As DAV nunca foram especificamente regulamentadas no âmbito jurídico, mas apesar da pouca atenção dada ao tema, há diversas referências ao direito à recusa de tratamento na nossa legislação.

 

O Código Civil ainda afirma, em seu artigo 15, que ninguém pode ser constrangido a submeter-se, com risco de vida, a tratamento médico ou a intervenção cirúrgica. Este dispositivo traduz clara expressão da autonomia do paciente frente aos tratamentos a serem administrados. A interpretação destes conceitos pode embasar a defesa da validade das DAV no nosso ordenamento jurídico.

 

O tema específico das diretivas antecipadas de vontade ganhou visibilidade no país após a promulgação da Resolução CFM 1.995/2012, que dispõe sobre o assunto visando adequar a conduta médica. Consta no artigo 2º da citada resolução que nas decisões sobre cuidados e tratamentos de pacientes que se encontram incapazes de comunicar-se, ou de expressar de maneira livre e independente suas vontades, o médico levará em consideração suas diretivas antecipadas de vontade .


As diretivas antecipadas de vontade são realizadas com base no princípio da autonomia dos particulares, sendo realizadas na forma de negócios biojurídicos, nos quais o indivíduo deixa registrada a sua vontade no tocante ao seu corpo e sua saúde para que seja respeitada quando estiver impossibilitado de manifestar seus desejos. Então, por meio das diretivas há o conhecimento dos desejos da pessoa, podendo ser sobre negativa a determinado tratamento ou autorização. [...] (Defesa de Mirella Lins, em 2019, intitulada “Diretrizes Antecipadas de vontade: Testamento vital no ordenamento jurídico brasileiro”, publicado no site jusbrasil.com.br, acessado em 09/08/2021, corrigido e aplicadas as devidas atualizações VD). 

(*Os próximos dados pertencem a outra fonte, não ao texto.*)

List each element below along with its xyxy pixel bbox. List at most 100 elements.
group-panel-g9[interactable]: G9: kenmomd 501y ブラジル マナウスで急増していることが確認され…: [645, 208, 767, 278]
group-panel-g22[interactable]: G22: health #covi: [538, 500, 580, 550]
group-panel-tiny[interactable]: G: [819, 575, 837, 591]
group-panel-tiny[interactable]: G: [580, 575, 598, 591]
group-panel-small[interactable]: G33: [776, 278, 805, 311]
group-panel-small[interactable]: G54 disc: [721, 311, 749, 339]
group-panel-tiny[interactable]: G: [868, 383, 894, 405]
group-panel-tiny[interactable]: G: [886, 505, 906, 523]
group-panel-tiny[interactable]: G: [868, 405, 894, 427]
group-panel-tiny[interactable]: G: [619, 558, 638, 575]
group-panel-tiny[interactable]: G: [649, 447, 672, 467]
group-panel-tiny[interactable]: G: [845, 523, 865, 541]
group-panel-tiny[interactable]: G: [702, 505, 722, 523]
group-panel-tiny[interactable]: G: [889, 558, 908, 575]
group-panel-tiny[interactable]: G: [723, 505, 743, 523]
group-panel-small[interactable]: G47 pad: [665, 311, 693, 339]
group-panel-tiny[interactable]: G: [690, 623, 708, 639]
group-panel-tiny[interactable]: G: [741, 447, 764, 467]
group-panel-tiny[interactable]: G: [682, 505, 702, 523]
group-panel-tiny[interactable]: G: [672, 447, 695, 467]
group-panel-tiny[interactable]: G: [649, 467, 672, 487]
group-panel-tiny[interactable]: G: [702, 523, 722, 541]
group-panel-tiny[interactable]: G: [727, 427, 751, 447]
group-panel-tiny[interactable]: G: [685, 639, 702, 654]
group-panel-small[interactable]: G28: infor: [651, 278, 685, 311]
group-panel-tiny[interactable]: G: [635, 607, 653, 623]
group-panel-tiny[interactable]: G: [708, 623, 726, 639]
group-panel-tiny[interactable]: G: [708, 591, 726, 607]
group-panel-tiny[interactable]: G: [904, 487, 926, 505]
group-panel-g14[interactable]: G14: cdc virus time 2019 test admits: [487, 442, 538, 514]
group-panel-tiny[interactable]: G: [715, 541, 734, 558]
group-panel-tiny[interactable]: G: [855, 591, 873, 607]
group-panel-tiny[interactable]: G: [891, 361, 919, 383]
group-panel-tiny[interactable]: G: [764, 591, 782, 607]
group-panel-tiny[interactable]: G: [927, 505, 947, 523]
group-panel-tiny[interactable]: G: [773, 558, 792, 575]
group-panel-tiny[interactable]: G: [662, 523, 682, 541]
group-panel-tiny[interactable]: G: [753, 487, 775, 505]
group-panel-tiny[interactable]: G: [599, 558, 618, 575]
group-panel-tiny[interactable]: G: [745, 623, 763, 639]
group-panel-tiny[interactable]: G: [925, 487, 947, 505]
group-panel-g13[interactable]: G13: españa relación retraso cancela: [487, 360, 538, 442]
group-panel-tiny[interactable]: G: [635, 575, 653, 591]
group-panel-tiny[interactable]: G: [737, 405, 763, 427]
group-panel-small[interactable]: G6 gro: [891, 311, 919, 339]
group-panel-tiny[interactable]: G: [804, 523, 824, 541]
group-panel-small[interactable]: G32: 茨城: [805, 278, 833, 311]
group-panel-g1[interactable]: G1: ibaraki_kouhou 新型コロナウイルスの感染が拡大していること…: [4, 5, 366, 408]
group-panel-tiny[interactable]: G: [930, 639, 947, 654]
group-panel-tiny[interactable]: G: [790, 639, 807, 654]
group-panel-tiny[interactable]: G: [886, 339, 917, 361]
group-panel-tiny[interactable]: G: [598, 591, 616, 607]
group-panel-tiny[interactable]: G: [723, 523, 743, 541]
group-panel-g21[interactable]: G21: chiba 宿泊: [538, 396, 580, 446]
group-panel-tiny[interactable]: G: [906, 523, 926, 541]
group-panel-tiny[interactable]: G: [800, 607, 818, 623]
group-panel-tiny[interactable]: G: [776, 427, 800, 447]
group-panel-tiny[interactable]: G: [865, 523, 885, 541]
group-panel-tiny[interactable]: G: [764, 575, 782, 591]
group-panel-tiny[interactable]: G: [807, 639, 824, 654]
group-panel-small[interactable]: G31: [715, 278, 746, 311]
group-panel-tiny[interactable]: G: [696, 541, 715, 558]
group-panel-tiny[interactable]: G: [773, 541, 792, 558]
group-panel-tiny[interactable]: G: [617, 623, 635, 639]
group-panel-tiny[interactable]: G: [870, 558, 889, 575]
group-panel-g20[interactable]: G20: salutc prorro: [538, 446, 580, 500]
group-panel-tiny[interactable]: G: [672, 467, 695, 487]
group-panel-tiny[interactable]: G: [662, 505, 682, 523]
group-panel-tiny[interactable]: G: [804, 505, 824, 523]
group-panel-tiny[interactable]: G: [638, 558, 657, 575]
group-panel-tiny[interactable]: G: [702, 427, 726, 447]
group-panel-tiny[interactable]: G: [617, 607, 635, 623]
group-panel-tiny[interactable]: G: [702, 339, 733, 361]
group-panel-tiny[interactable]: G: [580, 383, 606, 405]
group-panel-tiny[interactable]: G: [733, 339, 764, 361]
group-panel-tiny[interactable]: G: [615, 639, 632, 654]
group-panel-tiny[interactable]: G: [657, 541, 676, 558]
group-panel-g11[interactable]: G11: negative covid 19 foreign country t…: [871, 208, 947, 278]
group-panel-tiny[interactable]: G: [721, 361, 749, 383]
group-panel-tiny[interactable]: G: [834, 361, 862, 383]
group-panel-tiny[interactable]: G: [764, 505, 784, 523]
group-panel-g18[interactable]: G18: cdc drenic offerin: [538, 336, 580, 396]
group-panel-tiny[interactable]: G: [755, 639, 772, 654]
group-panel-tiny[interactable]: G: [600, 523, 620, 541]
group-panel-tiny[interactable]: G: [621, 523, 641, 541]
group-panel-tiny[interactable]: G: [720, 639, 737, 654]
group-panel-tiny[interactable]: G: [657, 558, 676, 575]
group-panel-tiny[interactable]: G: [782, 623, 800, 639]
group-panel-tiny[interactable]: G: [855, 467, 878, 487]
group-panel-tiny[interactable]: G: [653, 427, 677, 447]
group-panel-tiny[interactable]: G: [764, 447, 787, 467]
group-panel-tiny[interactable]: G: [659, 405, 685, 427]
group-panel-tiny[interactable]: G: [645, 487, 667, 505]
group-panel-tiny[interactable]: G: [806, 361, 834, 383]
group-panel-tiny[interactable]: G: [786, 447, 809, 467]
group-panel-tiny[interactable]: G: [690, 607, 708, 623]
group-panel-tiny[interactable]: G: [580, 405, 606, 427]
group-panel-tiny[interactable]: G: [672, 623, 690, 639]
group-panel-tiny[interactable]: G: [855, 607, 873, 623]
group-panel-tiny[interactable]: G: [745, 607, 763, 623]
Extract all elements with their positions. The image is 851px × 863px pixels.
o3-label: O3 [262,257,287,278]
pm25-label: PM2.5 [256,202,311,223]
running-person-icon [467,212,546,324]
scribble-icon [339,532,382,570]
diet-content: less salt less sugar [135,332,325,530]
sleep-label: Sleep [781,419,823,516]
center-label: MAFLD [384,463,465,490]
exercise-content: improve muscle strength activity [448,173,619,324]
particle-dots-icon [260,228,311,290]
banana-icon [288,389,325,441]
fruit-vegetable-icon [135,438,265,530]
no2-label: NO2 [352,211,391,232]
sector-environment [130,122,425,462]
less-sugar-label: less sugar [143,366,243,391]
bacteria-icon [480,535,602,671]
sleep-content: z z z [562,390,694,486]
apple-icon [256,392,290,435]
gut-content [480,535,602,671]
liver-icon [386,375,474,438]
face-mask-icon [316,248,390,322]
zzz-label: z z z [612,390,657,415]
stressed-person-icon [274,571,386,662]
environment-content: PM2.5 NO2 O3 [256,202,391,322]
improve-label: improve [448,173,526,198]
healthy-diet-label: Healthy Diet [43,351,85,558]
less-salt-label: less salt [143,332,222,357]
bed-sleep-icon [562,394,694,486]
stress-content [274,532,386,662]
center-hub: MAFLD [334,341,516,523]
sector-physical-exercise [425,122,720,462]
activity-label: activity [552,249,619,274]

Na sequência, Guimarães e Mezzalira, se a pessoa faz seu testamento com 15 (quinze) anos, mesmo que se torne Presidente da República, o ato não convalidará; da mesma forma, estado capacitado para testar, sofrendo, em seguida ou tempos depois, um acidente que o torne inteiramente inválido, esse testamento continuará a vigorar e produzirá seus efeitos, com a morte do testador. 

Regra absoluta, deve o testador buscar opinião de quem entenda, desejoso de transmitir sua vontade depois de sua morte. O profissional capacitado poderá ajuda-lo, afastando os não beneficiados de sua maldade. O juiz deve fazer prevalecer a vontade do testador, porque repetir o ato não é mais possível.

Jurisprudência: Apelação cível. Ação de nulidade de testamento. Alegação de incapacidade civil. Ausência de prova. A posterior interdição da testadora, por si só, não demonstra a sua incapacidade, que deve ser identificada no momento do testamento, pois, “a incapacidade superveniente do testador não invalida o testamento” (CC 1.861). Nas hipóteses em que se pretende desconstituir um ato cuja validade é presumida por força da lei, deve restar demonstrado de forma cabal o vício alegado, especialmente porque a expressão da vontade, que é genérica por si só, é o que constitui a essência do ato. recurso conhecido mas não provido. (TJMG – AC 10342129967646001 MG, relator: Albergaria costa, DJ 14.09.2015, 3ª  CV, DP 18.09.2015). (Luiz Paulo Cotrim Guimarães e Samuel Mezzalira, apud Direito.com, nos comentários ao CC 1.861, acessado em 09/08/2021, corrigido e aplicadas as devidas atualizações VD).